If it were not for the excellent dinners given by the President, and the delightful circles at Mr. Secretary W***’s, the democratic senators and members of Congress would never quit their messes, or would be obliged to content themselves with a steak or a chop at one of the two mulatto restaurants in the Capitol. General Jackson, who was great in everything, had also an excellent French cook; his dinners, as Miss Martineau can testify, were in the best style, and his wines of the most superior quality. “Oh, he is a delightful old gentleman!” exclaimed a truly aristocratic lady of Baltimore,—“how amiable in his private intercourse!—no one can be with him without loving him! I wish he were ambitious, and met with a better fate than Cæsar!”
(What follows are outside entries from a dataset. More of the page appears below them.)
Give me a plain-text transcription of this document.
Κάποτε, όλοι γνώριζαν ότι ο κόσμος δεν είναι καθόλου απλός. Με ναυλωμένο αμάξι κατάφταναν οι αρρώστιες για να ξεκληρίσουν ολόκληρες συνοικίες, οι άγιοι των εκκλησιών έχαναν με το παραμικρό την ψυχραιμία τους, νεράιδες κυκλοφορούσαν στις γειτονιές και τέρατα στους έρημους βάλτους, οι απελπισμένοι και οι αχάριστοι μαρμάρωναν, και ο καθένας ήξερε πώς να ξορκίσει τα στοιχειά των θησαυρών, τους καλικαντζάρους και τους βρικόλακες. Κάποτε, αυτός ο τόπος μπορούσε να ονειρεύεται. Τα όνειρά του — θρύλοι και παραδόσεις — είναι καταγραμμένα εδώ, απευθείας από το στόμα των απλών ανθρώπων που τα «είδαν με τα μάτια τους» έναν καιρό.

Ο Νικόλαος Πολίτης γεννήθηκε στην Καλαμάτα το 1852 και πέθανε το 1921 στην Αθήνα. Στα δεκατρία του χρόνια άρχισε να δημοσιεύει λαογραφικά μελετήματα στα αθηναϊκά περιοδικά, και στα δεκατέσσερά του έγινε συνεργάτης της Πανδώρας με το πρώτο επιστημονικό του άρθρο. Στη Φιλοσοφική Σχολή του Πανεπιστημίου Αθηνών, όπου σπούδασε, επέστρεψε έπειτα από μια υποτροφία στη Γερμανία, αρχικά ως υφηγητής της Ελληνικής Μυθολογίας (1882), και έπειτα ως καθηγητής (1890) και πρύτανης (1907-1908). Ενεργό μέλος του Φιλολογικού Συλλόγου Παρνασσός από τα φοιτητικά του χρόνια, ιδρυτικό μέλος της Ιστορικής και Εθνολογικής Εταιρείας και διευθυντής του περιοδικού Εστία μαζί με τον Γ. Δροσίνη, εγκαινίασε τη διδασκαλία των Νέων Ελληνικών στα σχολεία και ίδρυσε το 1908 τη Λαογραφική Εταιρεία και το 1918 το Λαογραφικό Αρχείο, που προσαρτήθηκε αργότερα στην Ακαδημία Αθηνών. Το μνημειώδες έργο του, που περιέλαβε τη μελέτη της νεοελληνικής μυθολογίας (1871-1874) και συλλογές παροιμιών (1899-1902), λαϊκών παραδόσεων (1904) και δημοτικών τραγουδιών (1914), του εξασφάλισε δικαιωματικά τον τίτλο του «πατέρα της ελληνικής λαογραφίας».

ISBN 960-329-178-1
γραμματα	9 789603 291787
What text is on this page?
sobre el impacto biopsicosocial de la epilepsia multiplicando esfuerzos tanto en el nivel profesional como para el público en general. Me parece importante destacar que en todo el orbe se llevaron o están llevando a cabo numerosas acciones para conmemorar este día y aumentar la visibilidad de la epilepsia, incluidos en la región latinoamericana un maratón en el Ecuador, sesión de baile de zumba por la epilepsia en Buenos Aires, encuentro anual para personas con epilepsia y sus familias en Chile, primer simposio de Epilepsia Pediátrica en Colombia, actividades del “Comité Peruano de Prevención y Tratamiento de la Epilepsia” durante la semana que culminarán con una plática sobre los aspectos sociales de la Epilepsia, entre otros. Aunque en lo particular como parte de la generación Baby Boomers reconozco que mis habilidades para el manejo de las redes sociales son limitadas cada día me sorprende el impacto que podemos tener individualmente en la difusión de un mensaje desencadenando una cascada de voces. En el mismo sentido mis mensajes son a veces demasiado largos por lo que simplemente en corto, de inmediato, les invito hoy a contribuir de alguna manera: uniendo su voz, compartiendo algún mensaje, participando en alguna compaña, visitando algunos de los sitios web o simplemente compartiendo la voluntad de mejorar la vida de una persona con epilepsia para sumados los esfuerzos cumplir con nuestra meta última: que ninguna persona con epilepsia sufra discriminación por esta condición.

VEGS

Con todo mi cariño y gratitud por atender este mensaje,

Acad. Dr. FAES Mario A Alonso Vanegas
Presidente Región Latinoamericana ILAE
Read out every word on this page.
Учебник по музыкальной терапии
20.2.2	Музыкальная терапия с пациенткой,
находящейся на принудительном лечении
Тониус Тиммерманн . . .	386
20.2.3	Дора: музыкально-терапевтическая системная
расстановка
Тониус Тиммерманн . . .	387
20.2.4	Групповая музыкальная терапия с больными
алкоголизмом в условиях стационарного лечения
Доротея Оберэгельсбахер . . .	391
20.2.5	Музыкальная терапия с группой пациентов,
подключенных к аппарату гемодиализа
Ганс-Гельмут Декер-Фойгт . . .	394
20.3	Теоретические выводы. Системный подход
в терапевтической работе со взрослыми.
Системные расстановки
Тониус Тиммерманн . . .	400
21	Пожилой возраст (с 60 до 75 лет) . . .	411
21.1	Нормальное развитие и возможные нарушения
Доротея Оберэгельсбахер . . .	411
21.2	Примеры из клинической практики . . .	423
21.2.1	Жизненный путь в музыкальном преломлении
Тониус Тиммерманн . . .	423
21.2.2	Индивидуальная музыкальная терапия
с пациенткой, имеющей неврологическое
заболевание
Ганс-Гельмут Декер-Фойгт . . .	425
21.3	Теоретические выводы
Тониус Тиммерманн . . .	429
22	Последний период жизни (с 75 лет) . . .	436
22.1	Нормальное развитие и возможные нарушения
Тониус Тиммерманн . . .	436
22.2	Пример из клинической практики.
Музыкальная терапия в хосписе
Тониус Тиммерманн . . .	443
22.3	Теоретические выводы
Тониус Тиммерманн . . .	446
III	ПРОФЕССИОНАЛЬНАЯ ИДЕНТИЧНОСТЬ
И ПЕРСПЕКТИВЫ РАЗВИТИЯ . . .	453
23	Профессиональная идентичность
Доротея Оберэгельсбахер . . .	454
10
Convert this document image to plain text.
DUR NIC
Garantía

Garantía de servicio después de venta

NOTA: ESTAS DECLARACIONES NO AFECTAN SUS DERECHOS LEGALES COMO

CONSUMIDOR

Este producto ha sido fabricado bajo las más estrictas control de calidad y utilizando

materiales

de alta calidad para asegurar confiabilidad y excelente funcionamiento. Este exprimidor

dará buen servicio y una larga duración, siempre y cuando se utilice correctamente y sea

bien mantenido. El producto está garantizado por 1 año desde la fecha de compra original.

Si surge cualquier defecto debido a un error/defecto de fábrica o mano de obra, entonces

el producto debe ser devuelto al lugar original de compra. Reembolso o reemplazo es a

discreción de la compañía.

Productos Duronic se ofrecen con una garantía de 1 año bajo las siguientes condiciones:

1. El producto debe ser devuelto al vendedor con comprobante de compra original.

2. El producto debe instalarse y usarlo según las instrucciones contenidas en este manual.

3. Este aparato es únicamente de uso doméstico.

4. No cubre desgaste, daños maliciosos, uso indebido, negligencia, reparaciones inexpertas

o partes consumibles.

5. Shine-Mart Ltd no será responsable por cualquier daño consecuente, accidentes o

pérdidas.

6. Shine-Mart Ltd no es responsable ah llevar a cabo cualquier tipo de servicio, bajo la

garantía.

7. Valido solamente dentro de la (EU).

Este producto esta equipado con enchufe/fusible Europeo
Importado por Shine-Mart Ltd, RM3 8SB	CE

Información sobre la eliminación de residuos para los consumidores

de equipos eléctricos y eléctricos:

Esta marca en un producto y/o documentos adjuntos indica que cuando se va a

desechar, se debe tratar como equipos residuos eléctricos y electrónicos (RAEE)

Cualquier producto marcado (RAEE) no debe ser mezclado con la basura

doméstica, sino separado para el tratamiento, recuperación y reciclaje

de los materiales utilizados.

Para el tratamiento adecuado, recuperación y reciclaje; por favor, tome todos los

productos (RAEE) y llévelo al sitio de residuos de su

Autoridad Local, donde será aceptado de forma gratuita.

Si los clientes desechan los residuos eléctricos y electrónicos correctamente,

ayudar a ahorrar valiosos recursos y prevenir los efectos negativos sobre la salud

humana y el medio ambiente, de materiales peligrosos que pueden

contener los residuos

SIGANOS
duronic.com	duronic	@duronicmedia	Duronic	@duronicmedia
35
The worst objection to democracy is, that, except taverns and coffee-houses, both of which are in exceeding bad repute in the United States, its followers have no regular rendezvous, no réunions, no petits comités amongst themselves, where its zealots might mutually inspire one another with patriotic sentiments, after the example of the Whigs, who, from time to time, refresh their dying love of liberty with the best West India madeira, furnished by their own cellars. And yet man is a gregarious animal, and, as we all know, woman still more so; both like company, or, as the Americans express it, “love company,” “admire company,” “dote upon company.” “They cannot always stick at home;” the young ladies want to dance and to get married,—the young gentlemen want to have an opportunity of addressing an heiress, and of appearing to advantage in society. And of what use, after all, are their good manners if they cannot show them? All these things operate against democracy, and tend, in a considerable degree, to swell the ranks of the opposition. The people, assuredly, are in possession of all political power; but a very small number of individuals take it upon themselves to fix the conventional standard.